There is a gigantic field of people who are chomping at the bit to do SharePoint consulting. They all seem to be very busy, as well. Most of them have polished presentations and speak intelligently about their methodology, the importance of interviewing employees and taking time to document process flows, document types, develop taxonomies, etc.
None of them, at least that we've seen, are very good at running a project from start to finish if you don't have endless years and deep pockets.
If you don't have an appetite for custom development, opting instead to use that which you can support yourself absent an army of SharePoint coders, getting SharePoint installed becomes a very trying exercise.
There are some things that SharePoint does well, and that will be valuable to enterprise organizations who invest in their IT groups (rather than just spending money on them, which is a big difference).
However, most of those things - from an administrative standpoint; from the perspective of an IT director; are overshadowed by all of the things SharePoint either does poorly, or not at all. Even in MOSS 2007, even with the enterprise version of the product, there's a lot that can (and does) frustrate a quality-minded IT manager.

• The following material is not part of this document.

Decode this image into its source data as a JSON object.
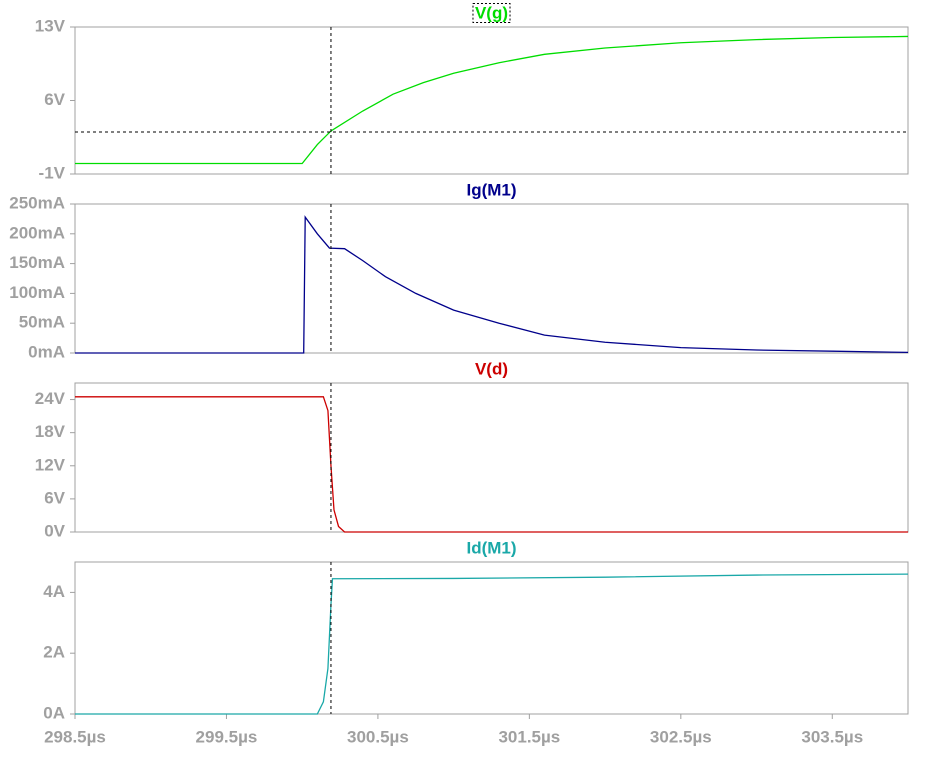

It seems like we might have been the last people on earth to embark upon a SharePoint deployment, but at times, it seemed like we might have been the first. Our knack for running into legitimate issues and bugs that "nobody" has seen before is truly miraculous - a candidate for a well funded study if ever there was one.
If you have NOT yet drank the MOSS kool-aide, and do not have an endless supply of developers to whom you can throw every little requirement, keep the following in mind: implementing it is going to be a problem, but nothing you cannot overcome. It will fall short of your expectations. It will not go smoothly. You will start to become adept at finding the capability gaps in the people delivering the solution to you, and will realize what we have - that NOBODY is good at this.
Maybe it'll be better in the next version.